Jul 31 2007

That Nagging Hamadi problem

Tag: Canon, Gnosticismdoug @ 11:12 am

This month, April DeConick has had one series of posts, and begun another on the status of the Nag Hammadi texts in scholarship. Both are worth reading, together with the range of reactions. Scholarship, of course, does not exist in a vacuum, which is also why I contended earlier that it was primarily the uses made of the texts that led to problems, not their existence.

 On the Amazon UK site, there are two lay reviews of Meyer and Robinson’s The Nag Hammadi Scriptures: The Definitive International Edition which go some way to illustrating the problems of the non-scholarly context. Here’s the first:

This is not in harmony with any of the Gospels, there is only one writing in this that seemed to hold with the Truth and that is a very small letter writings of Melchizedek. I only read in samples, I decided I needed to dispose of this book as I sensed it was NOT healthy to even have it in my home. I am thankful that I bought it just so that I could warn Christians to stay away.

This view of “unsound texts” as contagious does, it seems to me, have its academic equivalent, which is nowhere so naively expressed as this, but does believe that undue attention to these texts endangers claims to the historicity of orthodoxy. Hence “lateness” is used to stigmatise them, and put them largely beyond use. In one sense they do belong more with the study of the second century on, than with the study of the first. Equally, one has to ask what it was about the early Christian gospel that generated these competing readings, and so with careful use they may be illuminating of the first century.

The second review is the polar opposite of the first:

The ancient texts were found buried in Egyptian soil in the year 1945, and they gave a better view to origins of Christianity. The gnostic view. In place of blind faith the inner knowledge of oneself (=gnosis) is seen to be the key factor in one’s religious experience.  The Nag Hammadi texts were not included in the Bible for some hazy reasons/irrationalities, and one can see that the Bible is missing many points of view. It takes some patience to read the Nag Hammadi texts too, but the new views to existing concepts are definetely worth it. — The jealous God of Moses’n'Israel was not good at all, true Jesus was not crucified, the world is seen as a mere illusion, Holy Spirit is associated with thought/thinking, Jesus with knowledge of truth, God with true love, etc…

The claim here is in one sense that of conspiracy theory, and again it has its academic counterparts.

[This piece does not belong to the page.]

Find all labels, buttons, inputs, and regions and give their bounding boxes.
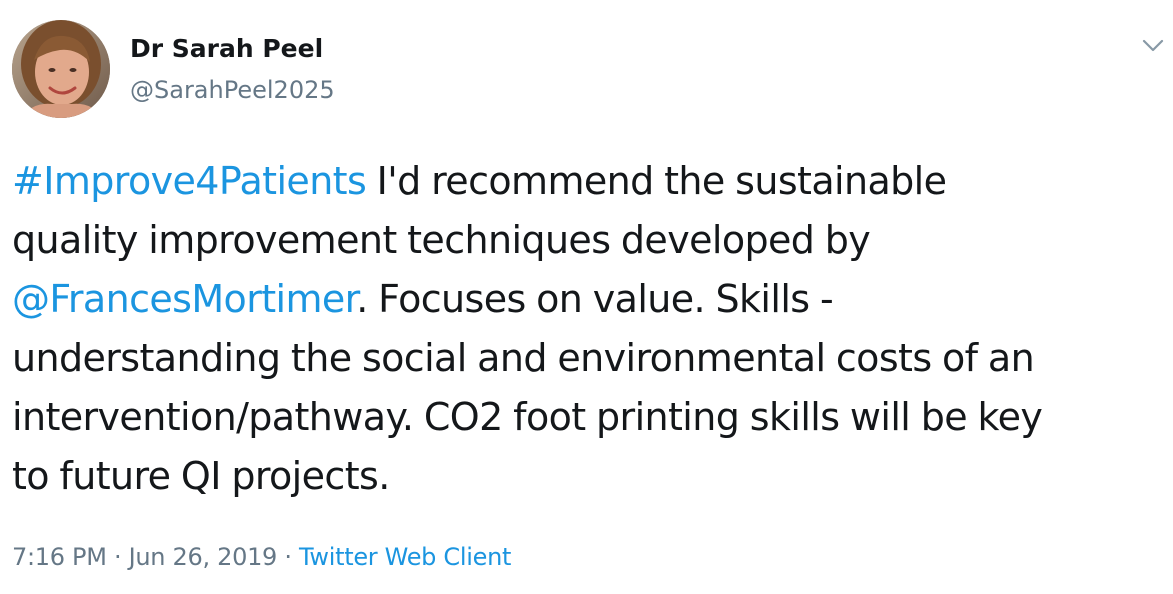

Hidden texts are equated with hidden truth: if someone concealed it, it must be because it is true (and therefore dangerous to those who hold power).  In academic terms, the view is that only with these texts does real primitive Christianity come fully into focus, as we better appreciate the range of Christian options before orthodoxy suppressed some of them. For some, therefore, there is no orthodox (or mainline, or catholic) Christianity before the third century, and orthodoxy is a creation of ecclesial power.

Here, I want to voice a moderate scepticism. Yes, these texts show us something of some groups speaking in their own voice, whereas before we had them speaking only as the orthodox ventriloquist’s heterodox dummy. That is very valuable. But what we know about the existence and spread of the groups is still largely dependent on the same sources as before their discovery. All else is reconstruction. It is possible to reconstruct a history in which they were always perceived as a minority group within a larger but still diverse catholic Christianity, and it is possible to reconstruct a history in which there was no mainstream catholic Christianity but simply different competing groups.

The long burial and late rediscovery of these texts has decontextualised them enough to make such reconstructions problematic, so that all sorts of history may be deduced from them, hiding in the interstices of a limited public record. My own view is that these texts may usefully and valuably flesh out and modify the previously existing picture of a developing catholic Christianity, but they don’t, in fact, either threaten it or destroy it. They are not, after all, simply to be weighed against canonical scripture (as is sometimes implied), but a range of writing through the Apostolic Fathers, Justin, Irenaeus, Tertullian, Tatian and more that already gave us a diverse picture, bearing witness to the emerging canon of scripture, and with a clear thread of catholic continuity and development.